Jude: It’s weird that Connor told his dad it was all my fault that he got shot when it was really all your fault that he got shot.
Taylor: I mean. It was kind of my dad’s fault since he’s the one who opened fire on us.
Jude: Yeah, I guess. I just don’t understand why he won’t text me back.
Taylor: My dad and I are going to see him today to apologize for shooting him. Do you want me to tell him you love him?
Jude: Yes. What? No! Just, uh, tell him I said, “What’s up … bro.”
Instead, Taylor goes to the hospital and gives Connor her phone, and the first thing he does it text Jude. It’s one of my favorite ever coming out scenes on TV because it’s just what the world is like now for so many teenagers. Jude wants to know why Connor pinned the whole getting shot thing on him, and Connor goes, “What? I didn’t. But I told my dad I’m gay.” Just so breezy. Just over text message. Just telling the boy you love that you told your dad that you’re a boy who loves boys. Jude smiles so sweetly and happily, because he doesn’t care about the label; he cares that what Connor is saying is, “I want to be with you.”



This is such an important storyline. The best eight-year-old boy in my life/the world is getting bullied mercilessly right now in his second grade classroom, and it’s breaking my heart into a zillion pieces. Because he’s working some stuff out in his young little brain. Because he wanted another boy in his class to be his Valentine. Because he also likes fingernail polish. Because he lives in rural Georgia and so many of the brainwashed Baptist kids in his class are horrible. And I’m watching Jude and Connor and I’m wishing the eight-year-old boy in my life was just a few years older, so he could watch them too. And what a world when he only needs to be a few years older than second grade to be able to see something of himself reflected on TV! With the exception of Ellen, I didn’t see my first lesbian character on television until I was in my mid-20s! What a time to be alive, y’all. Bradley Bredeweg and Peter Paige, I just want to hug you and buy you a drink (and hug you again)!
Mariana goes back to the bakery to see her grandparents, and to deliver Anna’s letter, which she has read now. Her grandma recognized her the first time; she looks just like Anna used to look. Mariana explains that she and Jesus have a wonderful home with wonderful moms and she’s a super genius and he’s going on a wrestling scholarship to Testosterone Academy maybe, but there’s a new sister on the way, and maybe her grandparents can adopt it and have a second chance at saving Mariana and Jesus. She thanks them for the Christmas presents. (Remember those signs that were their names that they got for Christmas but they didn’t know who sent them? They were from their grandpa. He has handmade signs of all his grandkids’ names hanging in his bakery.)

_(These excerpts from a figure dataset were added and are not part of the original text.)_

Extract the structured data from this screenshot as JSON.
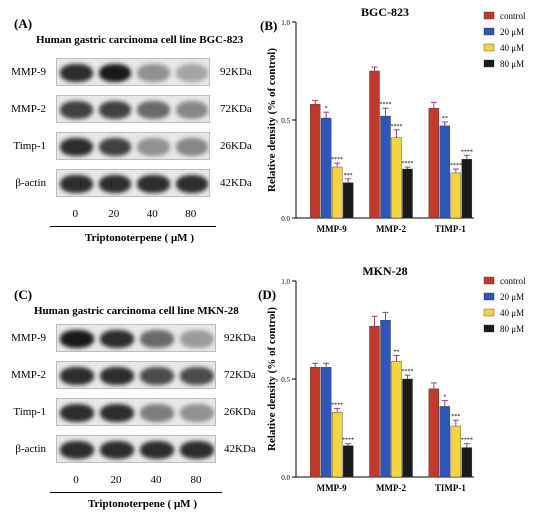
{
  "panels": {
    "A": {
      "letter": "(A)",
      "title": "Human gastric carcinoma cell line BGC-823"
    },
    "C": {
      "letter": "(C)",
      "title": "Human gastric carcinoma cell line MKN-28"
    },
    "B": {
      "letter": "(B)"
    },
    "D": {
      "letter": "(D)"
    }
  },
  "blots": {
    "rows": [
      {
        "protein": "MMP-9",
        "kda": "92KDa"
      },
      {
        "protein": "MMP-2",
        "kda": "72KDa"
      },
      {
        "protein": "Timp-1",
        "kda": "26KDa"
      },
      {
        "protein": "β-actin",
        "kda": "42KDa"
      }
    ],
    "lanes": [
      "0",
      "20",
      "40",
      "80"
    ],
    "xlabel": "Triptonoterpene ( μM )",
    "intensity_A": [
      [
        0.85,
        0.95,
        0.35,
        0.25
      ],
      [
        0.75,
        0.75,
        0.55,
        0.4
      ],
      [
        0.85,
        0.75,
        0.35,
        0.4
      ],
      [
        0.85,
        0.85,
        0.85,
        0.85
      ]
    ],
    "intensity_C": [
      [
        0.95,
        0.85,
        0.55,
        0.3
      ],
      [
        0.85,
        0.85,
        0.7,
        0.7
      ],
      [
        0.85,
        0.85,
        0.45,
        0.35
      ],
      [
        0.85,
        0.85,
        0.85,
        0.85
      ]
    ]
  },
  "legend": {
    "entries": [
      "control",
      "20 μM",
      "40 μM",
      "80 μM"
    ],
    "colors": [
      "#c0392b",
      "#2e57b7",
      "#f2d541",
      "#1a1a1a"
    ]
  },
  "chart_data": [
    {
      "type": "bar",
      "title": "BGC-823",
      "ylabel": "Relative density (% of control)",
      "xlabel": "",
      "categories": [
        "MMP-9",
        "MMP-2",
        "TIMP-1"
      ],
      "ylim": [
        0,
        1.0
      ],
      "yticks": [
        "0.0",
        "0.5",
        "1.0"
      ],
      "series": [
        {
          "name": "control",
          "values": [
            0.58,
            0.75,
            0.56
          ],
          "errors": [
            0.02,
            0.02,
            0.03
          ],
          "stars": [
            "",
            "",
            ""
          ]
        },
        {
          "name": "20 μM",
          "values": [
            0.51,
            0.52,
            0.47
          ],
          "errors": [
            0.03,
            0.04,
            0.02
          ],
          "stars": [
            "*",
            "****",
            "**"
          ]
        },
        {
          "name": "40 μM",
          "values": [
            0.26,
            0.41,
            0.23
          ],
          "errors": [
            0.02,
            0.04,
            0.02
          ],
          "stars": [
            "****",
            "****",
            "****"
          ]
        },
        {
          "name": "80 μM",
          "values": [
            0.18,
            0.25,
            0.3
          ],
          "errors": [
            0.02,
            0.01,
            0.02
          ],
          "stars": [
            "***",
            "****",
            "****"
          ]
        }
      ]
    },
    {
      "type": "bar",
      "title": "MKN-28",
      "ylabel": "Relative density (% of control)",
      "xlabel": "",
      "categories": [
        "MMP-9",
        "MMP-2",
        "TIMP-1"
      ],
      "ylim": [
        0,
        1.0
      ],
      "yticks": [
        "0.0",
        "0.5",
        "1.0"
      ],
      "series": [
        {
          "name": "control",
          "values": [
            0.56,
            0.77,
            0.45
          ],
          "errors": [
            0.02,
            0.05,
            0.03
          ],
          "stars": [
            "",
            "",
            ""
          ]
        },
        {
          "name": "20 μM",
          "values": [
            0.56,
            0.8,
            0.36
          ],
          "errors": [
            0.02,
            0.04,
            0.03
          ],
          "stars": [
            "",
            "",
            "*"
          ]
        },
        {
          "name": "40 μM",
          "values": [
            0.33,
            0.59,
            0.26
          ],
          "errors": [
            0.02,
            0.03,
            0.03
          ],
          "stars": [
            "****",
            "**",
            "***"
          ]
        },
        {
          "name": "80 μM",
          "values": [
            0.16,
            0.5,
            0.15
          ],
          "errors": [
            0.01,
            0.02,
            0.02
          ],
          "stars": [
            "****",
            "****",
            "****"
          ]
        }
      ]
    }
  ]
}
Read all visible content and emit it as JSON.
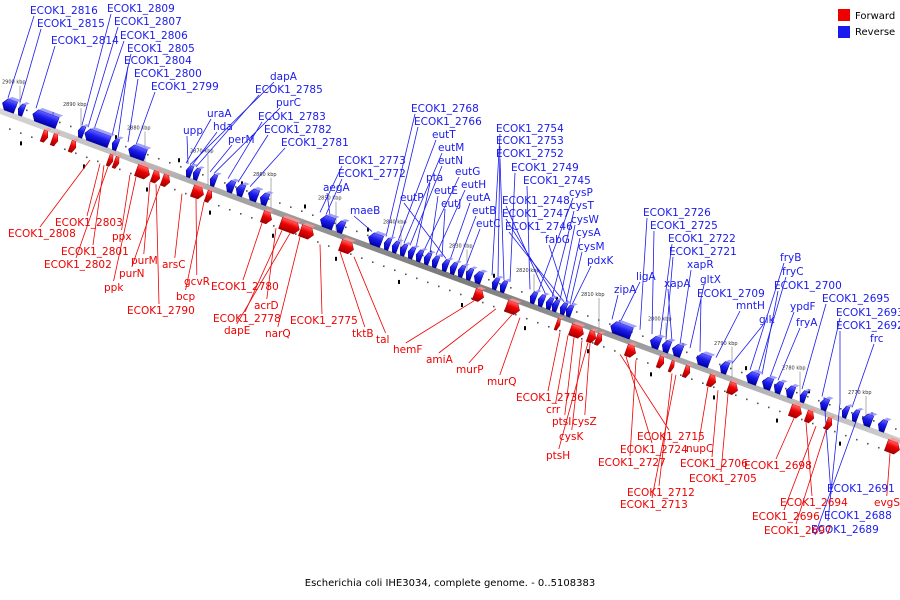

Stef is all femmed up and ready to buy a blackmarket handbag. She meets the seller in a parking lot, and the seller is Liam. Liam does not recognize Stef, but she sure as hell remembers him. She does the deal with the purse and then reveals herself as Callie Jacobs’ mom, and when Liam tries to run for it, Mike pops out from behind a fence with a gun and Liam is going to jail.


The next part is so good I was just crying and air-punching the whole time. Part of it was I was still very teary about Mariana and about Connor, and this really just sent me over the emotional edge (but like in a good way; like jumping into a pile of fresh-from-the-dryer towels). So Callie comes to the police station to confront Liam because he was the one behind her identity theft and Sarah was just his pawn. I know this isn’t how real police things work, but I don’t care. Stef lets Callie go into the interrogation room and look her rapist right in the face and explain how she busted him, how she got Sara to turn on him when they showed her that he’d stolen her identity and let another girl use it to do the same thing he was doing to Callie, and she wins and he loses and now he’s going to jail for a long, long time. This show is the antithesis of Glee in every good way. WHO RUN THE WORLD?


On the way home from the precinct, Stef swings by Anna’s new apartment to drop off her prenatal vitamins. It’s a scary, dangerous place, and so you know exactly what happens: Stef brings Anna home so they can adopt her too.